Is it finally England’s year?
With fewer than two weeks to go until Euro 2016 kicks off – beginning with a clash between France and Romania on 10th June – this is a question that’ll weigh on many supporters’ minds. On paper, The Lions are blessed with a relatively straightforward group (Slovakia, Russia and neighbours Wales) – but then we could have said the same for World Cup 2010, when we were joined by Slovenia, Algeria and USA. What happened then? We scraped through the group, only to be cleanly knocked out in the second round, 4-1 to Germany…
But that’s not the point of the tournament, really. England fans have suffered enough to know that it’s about the communal sporting spirit captured over those four tantalising weeks: witnessing dark horses wow even the most sceptical of doubters; becoming outraged at controversial refereeing decisions; and barely being able to watch those fateful penalty shootouts. This year, it’ll be about cheering on underdogs like Iceland (odds to win: 80/1) and Albania (300/1), as they face footballing giants, Portugal and France, respectively.
If you can’t be in France to cheer on Strákarnir okkar (“Our Boys”) or Kuq e Zinjtë (“The Red and Blacks”) in person, London is probably the next-best place to be to catch all the action, even if it is behind a screen. Austrians may flock to Alpine-themed Bodo’s Schloss for a taste of home, while the spirit of Germany – world champions and surely a firm favourite – will be captured at the lively bierkeller, Bavarian Beerhouse.
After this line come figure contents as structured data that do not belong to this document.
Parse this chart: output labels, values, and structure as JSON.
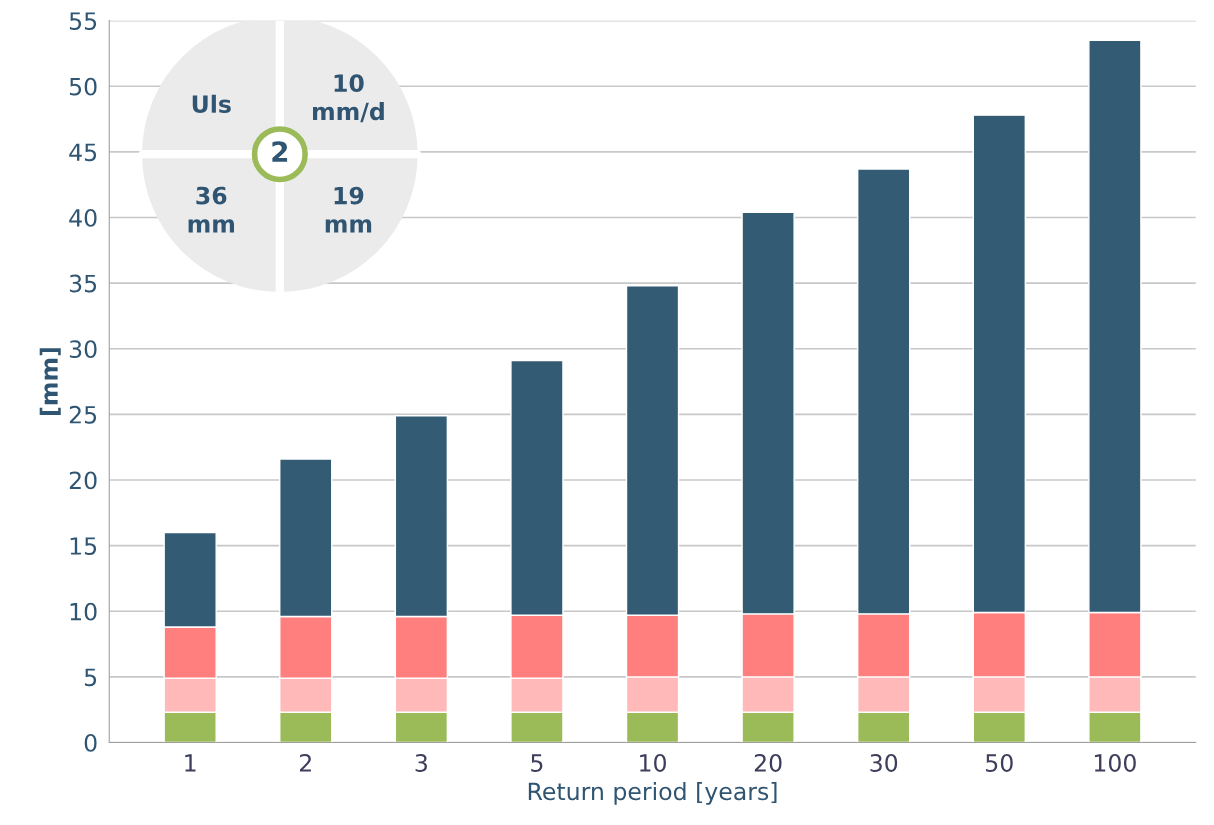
{
  "chart_data": {
    "type": "bar",
    "stacked": true,
    "xlabel": "Return period [years]",
    "ylabel": "[mm]",
    "categories": [
      "1",
      "2",
      "3",
      "5",
      "10",
      "20",
      "30",
      "50",
      "100"
    ],
    "series": [
      {
        "color": "#9bbb59",
        "values": [
          2.3,
          2.3,
          2.3,
          2.3,
          2.3,
          2.3,
          2.3,
          2.3,
          2.3
        ]
      },
      {
        "color": "#ffb9b9",
        "values": [
          2.6,
          2.6,
          2.6,
          2.6,
          2.7,
          2.7,
          2.7,
          2.7,
          2.7
        ]
      },
      {
        "color": "#ff7f7f",
        "values": [
          3.9,
          4.7,
          4.7,
          4.8,
          4.7,
          4.8,
          4.8,
          4.9,
          4.9
        ]
      },
      {
        "color": "#335b74",
        "values": [
          7.2,
          12.0,
          15.3,
          19.4,
          25.1,
          30.6,
          33.9,
          37.9,
          43.6
        ]
      }
    ],
    "ylim": [
      0,
      55
    ],
    "yticks": [
      0,
      5,
      10,
      15,
      20,
      25,
      30,
      35,
      40,
      45,
      50,
      55
    ],
    "grid": "y",
    "annotations": [
      "Uls",
      "10\nmm/d",
      "36\nmm",
      "19\nmm",
      "2"
    ]
  }
}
Underground Waterloo venue, The Vaults, is holding screenings on select dates, and is lightheartedly dubbing its football funfest “The Other Brexit”. To add a soundtrack to your Euro experience, you might head to Shoreditch’s Rich Mix, whose big-screen events will be followed by free live gigs, with genres varying from house to big brass bands.
Fans in Farringdon could to head to Clerkenwell & Social for their selection of game screenings, or to Barsmith for viewing with a side of artisanal pizzas and cocktails. Even London’s American-style bars are embracing European soccer this year, with Steam and Rye offering private-hire rooms for cosy and informal group screenings – along with beer buckets and food platters. And in West London, Frankie’s Sports Bar and Diner at Chelsea FC boasts an all-American menu to complement its 12 indoor and two outdoor screens. Another Chelsea venue, Under the Bridge, boasts multiple screens, including a 9-metre LED centrepiece, along with a stellar sound system and an array of food-and-drink packages.
Hopefully all this has inspired you to plan out your summer of sport in excessive detail. But are we yet any closer to answering that age-old question about whether England will lift the trophy on 10 July? No.